Transaction prices of commercial property sold by major institutional investors fell by 18 percent in the second quarter of 2009, according to an index developed and published by the MIT Center for Real Estate (MIT/CRE).

The 18.1 percent drop in the transactions-based index (TBI) for the second quarter is by far the biggest quarterly decline in the gauge's 25-year history. (The second-biggest down quarter was the fourth quarter of last year, at -10.6 percent.) This was the fifth consecutive quarterly drop and the seventh in the past eight quarters. The index is now down 22 percent year-to-date, down 32 percent from where it was a year ago and down 39 percent from its mid-2007 peak -- far greater in nominal terms than the 27 percent drop the index experienced in the previous major commercial property downturn in the late 1980s and early 1990s (the two drops are now tied in real terms, net of inflation, at 41 percent), and substantially greater than the current drop in national housing prices (about 30 percent).

"The big news this quarter is not just the magnitude of the drop, but the fact that transaction volume actually increased in the presence of this decline, the first volume increase since last summer," said Professor David Geltner, director of research at MIT/CRE. "Perhaps most important, the supply-side index of the prices property owners are willing to sell at plunged a record 18.5 percent, suggesting a degree of 'capitulation' which may help to bring market prices finally to a bottom; this is the kind of thing that could begin to rebuild liquidity in the market."

MIT/CRE publishes not only the price index based on closed deals, but also compiles indices that separately gauge movements on the demand side and the supply side of the market that it tracks. The demand-side index tracks the changes in prices that potential buyers are willing to pay (sometimes called a "constant-liquidity" index of the market, because it tracks how much prices would have to change to keep a constant ability to sell as many properties at the same rate of trading volume). That index has now fallen steadily for all of the past eight quarters.
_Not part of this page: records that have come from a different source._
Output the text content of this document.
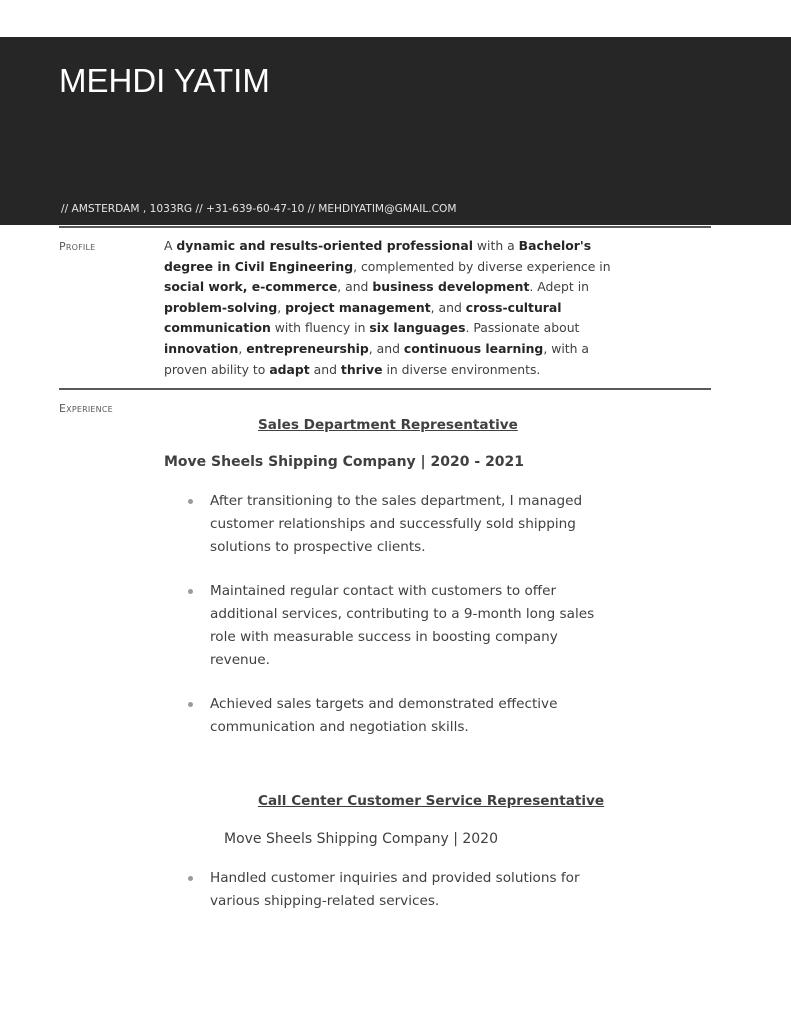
MEHDI YATIM
// AMSTERDAM , 1033RG // +31-639-60-47-10 // MEHDIYATIM@GMAIL.COM
Profile	A dynamic and results-oriented professional with a Bachelor's degree in Civil Engineering, complemented by diverse experience in social work, e-commerce, and business development. Adept in problem-solving, project management, and cross-cultural communication with fluency in six languages. Passionate about innovation, entrepreneurship, and continuous learning, with a proven ability to adapt and thrive in diverse environments.
Experience
Sales Department Representative
Move Sheels Shipping Company | 2020 - 2021
After transitioning to the sales department, I managed customer relationships and successfully sold shipping solutions to prospective clients.
Maintained regular contact with customers to offer additional services, contributing to a 9-month long sales role with measurable success in boosting company revenue.
Achieved sales targets and demonstrated effective communication and negotiation skills.
Call Center Customer Service Representative
Move Sheels Shipping Company | 2020
Handled customer inquiries and provided solutions for various shipping-related services.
It fell again in the second quarter, almost in lock-step with the supply-side index, bringing the demand index now to a level 48 percent below its mid-2007 peak.

"As is generally the case, the results posted by our index are corroborated by recent evidence from another commercial property price index whose methodology was developed at the MIT/CRE: the Moody's/REAL Commercial Property Price Index, produced by Moody's Investors Service," said MIT/CRE Research Technician Holly Horrigan. "The Moody's/REAL report released by Moody's on July 20 indicated that index dropped 16 percent during April and May alone, which by May put it already down 22 percent year-to-date and 35 percent below its 2007 peak," Horrigan noted.
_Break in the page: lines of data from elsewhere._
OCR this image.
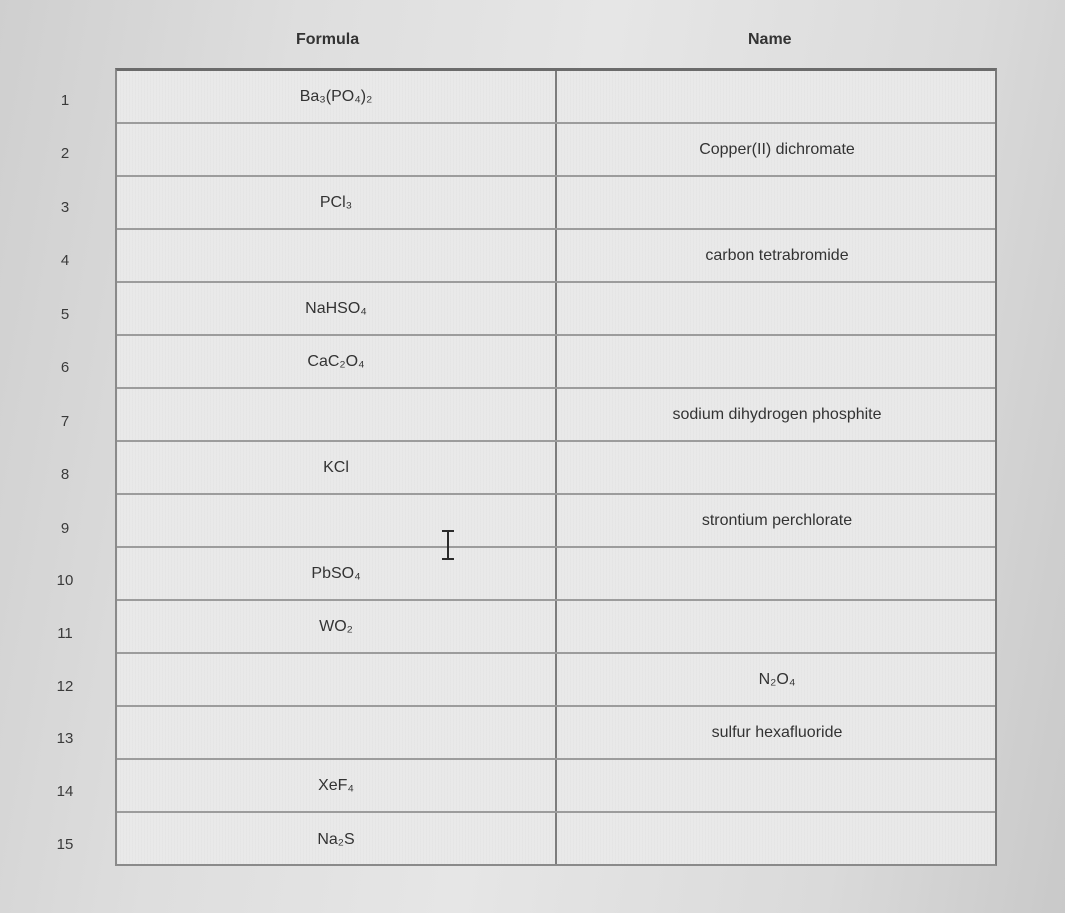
Formula	Name
1
2
3
4
5
6
7
8
9
10
11
12
13
14
15
Ba₃(PO₄)₂
Copper(II) dichromate
PCl₃
carbon tetrabromide
NaHSO₄
CaC₂O₄
sodium dihydrogen phosphite
KCl
strontium perchlorate
PbSO₄
WO₂
N₂O₄
sulfur hexafluoride
XeF₄
Na₂S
The TBI tracks the prices that institutions such as pension funds pay or receive when transacting commercial properties like shopping centers, apartment complexes and office towers. The MIT Center's TBI is based on prices of National Council of Real Estate Investment Fiduciaries (NCREIF) properties sold each quarter from the property database that underlies the NCREIF Property Index (NPI), and also makes use of the appraisal information for all of the currently 6,000 NCREIF properties. Such an index -- national, quarterly, transaction-based and by property type -- had not been previously constructed prior to MIT's development of it in 2006. NCREIF supported development of the index as a useful tool for research and decision-making in the industry.